Una vez superada la impresión, caminaron por las vereillas cuesta abajo, entre nichos, panteones y tumbas en tierra con su cruz amenazante. Al acercarse al osario no pudieron reprimir algún chillido al ver el brillo de los fuegos fatuos. Empezaron los arrepentimientos y la pesadumbre, se quedaron mudos. Pero de nuevo, tras cierta vacilación, superándose a sí mismos, continuaron su plan. Formando cadena sujetaron al más ágil que bajó hasta el fondo recogiendo con aceleración varios huesos a tientas. Deshicieron el camino con apresuramiento y bajaron corriendo, con el corazón en la boca, hasta encontrarse a los pies del Cerro con el grupo disidente. En un santiamén estuvieron de nuevo en casa de su amigo.

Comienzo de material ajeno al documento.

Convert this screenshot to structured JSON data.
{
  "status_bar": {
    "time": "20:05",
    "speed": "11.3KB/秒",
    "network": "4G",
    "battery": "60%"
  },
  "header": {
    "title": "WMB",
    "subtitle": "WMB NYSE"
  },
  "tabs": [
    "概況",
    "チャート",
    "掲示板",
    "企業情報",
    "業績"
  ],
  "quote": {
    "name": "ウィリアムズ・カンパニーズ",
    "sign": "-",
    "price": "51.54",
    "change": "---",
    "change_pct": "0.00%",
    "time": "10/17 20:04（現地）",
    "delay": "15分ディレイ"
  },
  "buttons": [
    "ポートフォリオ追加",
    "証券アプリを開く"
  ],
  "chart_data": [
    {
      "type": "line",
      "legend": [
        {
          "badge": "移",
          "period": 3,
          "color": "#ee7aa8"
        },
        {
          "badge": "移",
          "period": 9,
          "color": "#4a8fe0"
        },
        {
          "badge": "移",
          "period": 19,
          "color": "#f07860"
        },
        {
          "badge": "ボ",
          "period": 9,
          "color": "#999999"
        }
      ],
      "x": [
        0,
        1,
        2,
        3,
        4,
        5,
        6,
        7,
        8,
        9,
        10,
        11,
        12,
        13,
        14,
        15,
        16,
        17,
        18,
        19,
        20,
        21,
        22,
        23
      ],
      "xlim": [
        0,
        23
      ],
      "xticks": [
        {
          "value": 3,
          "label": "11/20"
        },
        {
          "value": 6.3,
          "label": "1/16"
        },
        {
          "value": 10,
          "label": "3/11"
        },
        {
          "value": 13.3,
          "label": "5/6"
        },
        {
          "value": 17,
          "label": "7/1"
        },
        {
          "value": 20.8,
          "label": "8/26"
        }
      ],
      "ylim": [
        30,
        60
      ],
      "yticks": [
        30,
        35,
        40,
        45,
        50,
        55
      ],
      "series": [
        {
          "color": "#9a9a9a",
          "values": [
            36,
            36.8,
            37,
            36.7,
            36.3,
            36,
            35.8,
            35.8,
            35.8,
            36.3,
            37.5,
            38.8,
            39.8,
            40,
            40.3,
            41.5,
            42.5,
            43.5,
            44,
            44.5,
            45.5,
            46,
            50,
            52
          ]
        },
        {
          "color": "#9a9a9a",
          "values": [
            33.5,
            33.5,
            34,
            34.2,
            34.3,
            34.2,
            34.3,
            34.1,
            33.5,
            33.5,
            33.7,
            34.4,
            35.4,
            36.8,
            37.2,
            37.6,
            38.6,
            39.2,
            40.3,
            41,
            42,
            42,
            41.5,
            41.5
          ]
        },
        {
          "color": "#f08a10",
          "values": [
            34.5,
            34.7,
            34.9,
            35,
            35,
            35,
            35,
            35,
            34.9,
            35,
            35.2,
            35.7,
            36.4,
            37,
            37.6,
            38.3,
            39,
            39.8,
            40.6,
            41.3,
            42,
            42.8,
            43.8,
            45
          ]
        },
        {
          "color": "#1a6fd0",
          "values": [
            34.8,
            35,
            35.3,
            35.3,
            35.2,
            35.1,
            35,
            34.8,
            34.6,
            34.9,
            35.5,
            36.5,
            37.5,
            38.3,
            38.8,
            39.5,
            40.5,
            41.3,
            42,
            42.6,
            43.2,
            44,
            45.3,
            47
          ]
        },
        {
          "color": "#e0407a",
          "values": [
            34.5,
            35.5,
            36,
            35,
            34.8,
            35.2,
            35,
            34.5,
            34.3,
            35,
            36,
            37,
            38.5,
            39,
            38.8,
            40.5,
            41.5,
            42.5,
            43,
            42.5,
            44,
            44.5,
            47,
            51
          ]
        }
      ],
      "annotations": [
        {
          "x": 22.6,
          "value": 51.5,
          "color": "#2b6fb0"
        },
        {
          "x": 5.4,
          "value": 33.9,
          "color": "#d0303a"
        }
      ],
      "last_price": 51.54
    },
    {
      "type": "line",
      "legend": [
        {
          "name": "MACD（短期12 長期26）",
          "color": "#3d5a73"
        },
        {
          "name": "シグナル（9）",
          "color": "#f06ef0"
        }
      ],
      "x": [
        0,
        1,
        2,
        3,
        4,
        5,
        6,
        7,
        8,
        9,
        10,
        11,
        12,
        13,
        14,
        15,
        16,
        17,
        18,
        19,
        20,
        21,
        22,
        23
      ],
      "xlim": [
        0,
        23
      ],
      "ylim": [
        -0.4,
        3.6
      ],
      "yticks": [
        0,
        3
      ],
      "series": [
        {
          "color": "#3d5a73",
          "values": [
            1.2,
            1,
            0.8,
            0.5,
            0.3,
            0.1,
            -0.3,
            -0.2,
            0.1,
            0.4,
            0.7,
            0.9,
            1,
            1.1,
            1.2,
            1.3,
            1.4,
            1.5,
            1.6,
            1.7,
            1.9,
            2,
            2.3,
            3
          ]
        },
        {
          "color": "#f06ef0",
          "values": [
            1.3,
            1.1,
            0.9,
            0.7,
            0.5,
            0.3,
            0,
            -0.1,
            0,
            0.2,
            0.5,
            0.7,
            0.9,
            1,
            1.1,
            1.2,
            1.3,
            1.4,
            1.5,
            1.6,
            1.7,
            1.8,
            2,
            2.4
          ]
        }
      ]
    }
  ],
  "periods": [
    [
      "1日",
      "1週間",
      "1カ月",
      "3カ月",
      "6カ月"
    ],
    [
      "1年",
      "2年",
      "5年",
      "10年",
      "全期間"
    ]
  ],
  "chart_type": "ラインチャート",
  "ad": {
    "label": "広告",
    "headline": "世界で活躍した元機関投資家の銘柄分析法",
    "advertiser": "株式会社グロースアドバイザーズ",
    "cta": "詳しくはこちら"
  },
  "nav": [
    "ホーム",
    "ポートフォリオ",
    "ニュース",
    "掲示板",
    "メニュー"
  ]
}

Sentados a la mesa, aún con el corazón violentado y expresión atemorizada, comenzaron a relatar, cada cual según su sentido y sensibilidad, su hazaña. Tranquilizado el ánimo y con el macabro botín sobre el tapete, aún quisieron llevar más allá su osadía. Montarían una Tabla de Güija y, sobre sus huesos, invocarían a su antiguo poseedor.


Se sentaron alrededor de la mesa sobre la que estaban los restos óseos iluminados con una gran vela, única luz que alumbraba la estancia y ponía en sus caras de sombras móviles un punto de misterio. Un círculo de letras de papel y un vaso sujetado por diez dedos temblorosos completaron la escena. << Espíritu errante, ven a recoger tus restos >>, fue la genial frase que pronunció el más atrevido de los amigos. Cada vez que la repetía, el miedo iba haciéndose más patente en los integrantes del grupo. No había acabado de repetirla por cuarta vez cuando un temblor extraño sacudió la mesa. Saltaron los huesos, se apagó la vela y un crujido exhaló la vieja madera del tablero. Se oyeron gritos de auxilio, chillidos ininteligibles y una ráfaga violenta silbó en el aire enrarecido de la habitación; saltó el Cristo de calamina de su crucifijo, la puerta dio un portazo terrible y en el pasillo las mariposas dieron un fogonazo incendiando el aceite.


Corrieron despavoridos hacia la calle. Sobre la puerta cerrada, un agujero negro en la cerradura horadando las blancas gachas; volaron las letras sobre las baldosas de la habitación componiéndose por extraño azar, entre cristales y gotas de sangre:


A - R E Y E S


Canena, enero de 2019 PEDRO MARTÍNEZ G.